On The Empty Shore by Seosamh Mac Grianna, 1955
The magic trick:
Portraying the bleak reality of a starving country with a starkness that matches the barren landscape
There is a journalistic adherence to “fair and balanced” in the bleakness of this story. Nothing is sensational. Everything is matter of fact. It’s cold. The land is barren. People are starving. People are dying. The survivors have to clean up the mess. If that reality wasn’t unsettling enough, the way the story remains stark and unemotional about it all is enough to make you feel sick. And that’s quite a trick on Mac Grianna’s part.
Cathal went over, and hunkered down on a stool beneath the window. He put his elbows on his knees, his palm to his chin, and he sat there looking at the body. No tear came from him, no sob in his throat. He felt himself a little colder, a little emptier than before, and his heart a little sorer in his breast. If he and the man that was gone had ever spent a while happily in each other’s company, he had forgotten it.
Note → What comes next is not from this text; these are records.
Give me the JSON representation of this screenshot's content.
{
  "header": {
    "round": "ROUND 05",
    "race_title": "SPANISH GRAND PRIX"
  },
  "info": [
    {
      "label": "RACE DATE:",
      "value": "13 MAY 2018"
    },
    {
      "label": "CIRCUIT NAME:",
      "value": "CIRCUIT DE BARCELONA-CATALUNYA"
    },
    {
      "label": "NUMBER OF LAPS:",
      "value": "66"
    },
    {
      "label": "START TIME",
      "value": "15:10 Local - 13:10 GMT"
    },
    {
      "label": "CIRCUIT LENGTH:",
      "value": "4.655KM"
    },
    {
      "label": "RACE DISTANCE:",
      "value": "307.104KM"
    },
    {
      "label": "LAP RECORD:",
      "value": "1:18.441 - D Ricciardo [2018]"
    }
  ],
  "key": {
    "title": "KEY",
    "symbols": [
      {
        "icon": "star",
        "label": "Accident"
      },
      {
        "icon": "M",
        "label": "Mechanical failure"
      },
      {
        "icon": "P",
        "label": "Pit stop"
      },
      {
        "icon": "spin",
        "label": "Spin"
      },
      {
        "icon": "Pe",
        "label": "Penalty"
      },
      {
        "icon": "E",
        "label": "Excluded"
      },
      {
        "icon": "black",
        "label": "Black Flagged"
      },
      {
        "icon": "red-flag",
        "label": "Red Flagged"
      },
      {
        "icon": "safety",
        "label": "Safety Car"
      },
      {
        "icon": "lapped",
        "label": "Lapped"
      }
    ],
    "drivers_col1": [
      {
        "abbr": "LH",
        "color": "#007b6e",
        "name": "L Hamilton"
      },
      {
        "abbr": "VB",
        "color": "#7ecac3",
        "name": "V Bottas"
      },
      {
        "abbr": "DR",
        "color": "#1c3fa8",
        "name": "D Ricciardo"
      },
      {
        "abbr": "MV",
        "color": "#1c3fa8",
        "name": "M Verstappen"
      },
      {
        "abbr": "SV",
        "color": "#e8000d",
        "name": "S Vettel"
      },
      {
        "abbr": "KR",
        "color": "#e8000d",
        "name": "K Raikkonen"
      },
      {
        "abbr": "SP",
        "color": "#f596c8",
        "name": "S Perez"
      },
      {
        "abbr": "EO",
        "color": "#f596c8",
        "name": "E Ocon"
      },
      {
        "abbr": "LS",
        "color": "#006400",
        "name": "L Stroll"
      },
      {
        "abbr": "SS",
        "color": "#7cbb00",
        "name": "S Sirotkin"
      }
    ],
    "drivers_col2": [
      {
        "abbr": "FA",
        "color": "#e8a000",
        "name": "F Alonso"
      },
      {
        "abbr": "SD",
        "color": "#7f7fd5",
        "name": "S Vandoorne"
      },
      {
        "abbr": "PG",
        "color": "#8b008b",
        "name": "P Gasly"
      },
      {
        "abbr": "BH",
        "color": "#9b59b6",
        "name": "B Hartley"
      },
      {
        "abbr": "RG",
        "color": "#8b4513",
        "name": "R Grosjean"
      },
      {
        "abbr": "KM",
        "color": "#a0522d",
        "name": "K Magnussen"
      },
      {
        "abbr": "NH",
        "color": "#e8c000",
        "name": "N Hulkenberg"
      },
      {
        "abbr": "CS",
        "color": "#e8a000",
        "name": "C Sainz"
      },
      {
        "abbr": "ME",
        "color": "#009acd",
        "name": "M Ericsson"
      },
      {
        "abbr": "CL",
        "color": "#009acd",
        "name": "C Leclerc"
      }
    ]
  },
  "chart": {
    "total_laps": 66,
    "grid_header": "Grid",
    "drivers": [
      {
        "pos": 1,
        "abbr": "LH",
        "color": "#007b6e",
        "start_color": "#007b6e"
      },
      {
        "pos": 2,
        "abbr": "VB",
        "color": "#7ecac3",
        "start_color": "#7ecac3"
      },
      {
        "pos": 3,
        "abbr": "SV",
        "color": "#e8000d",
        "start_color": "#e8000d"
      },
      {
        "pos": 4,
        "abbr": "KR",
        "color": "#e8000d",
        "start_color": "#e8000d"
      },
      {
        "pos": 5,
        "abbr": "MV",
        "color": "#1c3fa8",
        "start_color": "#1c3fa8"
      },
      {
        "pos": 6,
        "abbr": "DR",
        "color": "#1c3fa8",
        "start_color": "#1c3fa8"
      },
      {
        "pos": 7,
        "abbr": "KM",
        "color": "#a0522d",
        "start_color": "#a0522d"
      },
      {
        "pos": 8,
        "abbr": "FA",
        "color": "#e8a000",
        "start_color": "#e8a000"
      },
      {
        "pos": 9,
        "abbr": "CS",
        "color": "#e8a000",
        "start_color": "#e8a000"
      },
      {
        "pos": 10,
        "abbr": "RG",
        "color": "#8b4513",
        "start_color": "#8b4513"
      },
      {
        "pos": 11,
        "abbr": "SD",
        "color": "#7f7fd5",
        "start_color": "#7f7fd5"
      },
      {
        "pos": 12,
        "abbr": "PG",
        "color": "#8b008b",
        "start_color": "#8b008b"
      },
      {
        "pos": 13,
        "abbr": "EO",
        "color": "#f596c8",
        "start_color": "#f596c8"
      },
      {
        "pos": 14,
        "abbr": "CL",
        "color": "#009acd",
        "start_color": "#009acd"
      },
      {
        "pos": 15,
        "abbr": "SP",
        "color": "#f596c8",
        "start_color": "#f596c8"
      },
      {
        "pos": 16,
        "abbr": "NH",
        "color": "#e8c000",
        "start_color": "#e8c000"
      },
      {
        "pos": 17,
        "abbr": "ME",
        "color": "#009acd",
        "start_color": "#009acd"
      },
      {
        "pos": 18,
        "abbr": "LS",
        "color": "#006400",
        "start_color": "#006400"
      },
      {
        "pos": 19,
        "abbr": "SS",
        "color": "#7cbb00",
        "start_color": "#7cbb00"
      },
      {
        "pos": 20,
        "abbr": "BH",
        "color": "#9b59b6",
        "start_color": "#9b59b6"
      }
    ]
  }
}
He did not recall any of the old man’s peculiar ways, his laugh, or the sound of his voice, or any word he had said, or any deed he had done, such as a friend would like to recall, the little remembrances which sadden the one that is left. He did not think of saying a prayer for the soul which had just torn itself painfully out of that wasted body. He had forgotten God, for it seemed that God had forgotten him a long time ago, ever since the blight came on the potatoes, since the beginning of the bad times. He sat there bruised in sorrow. His soul inside him was like a dark pool, which no stream entered or left, but lay there in a numbing stillness, under a sour coat of slime.